This is an interactive problem.
You need to perform $n$ primitive operations to maintain a sequence. The sequence is initially empty.
The $i$-th primitive operation provides integers $x_i, l_i, r_i$, which means inserting element $i$ at the $x_i$-th position in the sequence (if $x_i = i$, it means inserting at the end of the sequence), and then querying the set of elements from the $l_i$-th to the $r_i$-th position in the sequence.
To answer these queries, you can manipulate several sets. These sets are initially empty and are indexed by integers from $1$ to $2 \times 10^7$.
You can spend $1$ unit of the first type of cost to perform an insertion operation: insert element $y$ into the set with index $x$. Before answering the query for the $i$-th primitive operation, you must ensure $1 \le y \le i$.
You can spend $k$ units of the second type of cost to answer a query: select sets with indices $a_1, a_2, \dots, a_k$, such that these sets are pairwise disjoint and their union is the answer to the query.
After each primitive operation, the costs of the insertion operations and the query response (first type and second type respectively) must not exceed the cost limits $m_1, m_2$ for the current subtask. The costs for each primitive operation are calculated independently.
Implementation Details
You need to implement the following function:
void solve(int x,int l,int r);This function is called once for each primitive operation, with parameters x l r corresponding to $x_i, l_i, r_i$.

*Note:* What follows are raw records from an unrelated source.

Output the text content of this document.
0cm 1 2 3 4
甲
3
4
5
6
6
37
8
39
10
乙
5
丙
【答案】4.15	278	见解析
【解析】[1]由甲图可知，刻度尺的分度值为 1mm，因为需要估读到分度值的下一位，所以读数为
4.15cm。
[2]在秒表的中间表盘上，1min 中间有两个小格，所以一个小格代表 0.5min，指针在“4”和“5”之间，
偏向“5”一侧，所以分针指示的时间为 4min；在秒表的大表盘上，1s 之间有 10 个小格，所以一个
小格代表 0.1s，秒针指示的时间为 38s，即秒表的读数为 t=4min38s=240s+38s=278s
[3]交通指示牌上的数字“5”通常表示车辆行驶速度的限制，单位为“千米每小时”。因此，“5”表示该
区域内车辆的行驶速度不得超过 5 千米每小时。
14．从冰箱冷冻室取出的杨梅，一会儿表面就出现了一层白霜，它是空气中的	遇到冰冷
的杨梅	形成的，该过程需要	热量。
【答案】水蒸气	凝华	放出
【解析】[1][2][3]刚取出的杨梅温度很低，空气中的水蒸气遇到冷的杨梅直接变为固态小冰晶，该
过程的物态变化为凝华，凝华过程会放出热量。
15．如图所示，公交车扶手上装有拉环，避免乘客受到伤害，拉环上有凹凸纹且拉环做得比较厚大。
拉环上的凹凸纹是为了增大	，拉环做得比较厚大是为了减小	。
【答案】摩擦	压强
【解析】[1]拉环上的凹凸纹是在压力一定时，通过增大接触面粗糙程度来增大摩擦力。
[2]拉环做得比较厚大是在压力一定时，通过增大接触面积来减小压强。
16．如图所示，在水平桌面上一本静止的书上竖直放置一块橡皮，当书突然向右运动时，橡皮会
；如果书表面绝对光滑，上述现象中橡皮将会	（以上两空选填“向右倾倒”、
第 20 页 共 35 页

You can call the following functions:
void op1(int x,int y);
void op2(int k);Calling op1 performs one insertion operation.
Calling op2 with $a_1, \dots, a_k$ (passed sequentially) answers the query.
You must declare these two functions in your submitted code.
Examples
Suppose the interactor calls the solve function 3 times as follows:
solve(1,1,1);
solve(1,2,2);
solve(2,1,3);The following is a valid sequence of calls to op1 and op2:
op1(1,1);
op2(1);At this point, the sequence is $(1)$, the set with index 1 is $\{1\}$, and the first solve function call returns.
op2(1);At this point, the sequence is $(2,1)$, the set with index 1 is $\{1\}$, and the second solve function call returns.
op1(1,2);
op1(2,3);
op2(2);
op2(1);At this point, the sequence is $(2,3,1)$, the set with index 1 is $\{1,2\}$, the set with index 2 is $\{3\}$, and the third solve function call returns.
Subtasks
Idea: ccz181078, Solution: ccz181078, Code: ccz181078, Data: ccz181078 & nzhtl1477
For $100\%$ of the data, $1 \le n \le 10^6$; $1 \le x_i \le i$; $1 \le l_i \le r_i \le i$.
In your output insertion operations or query responses, the set indices must be in the range $1$ to $2 \times 10^7$, and the $y$ in the insertion operation must be an element already present in the sequence.
- Subtask 1 (10 points): $1 \le n \le 10^3$.
- Subtask 2 (10 points): $l_i = 1, r_i = i$.
- Subtask 3 (10 points): $x_i = i$.
- Subtask 4 (20 points): $1 \le n \le 10^4$.
- Subtask 5 (10 points): $1 \le n \le 10^5$.
- Subtask 6 (20 points): Data is generated randomly, where $n = 10^6$, and $(l_i, r_i)$ and $x_i$ are chosen uniformly at random from all possible cases.
- Subtask 7 (20 points): No special constraints.
For Subtask 6, $(m_1, m_2) = (64, 64)$. For all other subtasks, $(m_1, m_2) = (64, 256)$.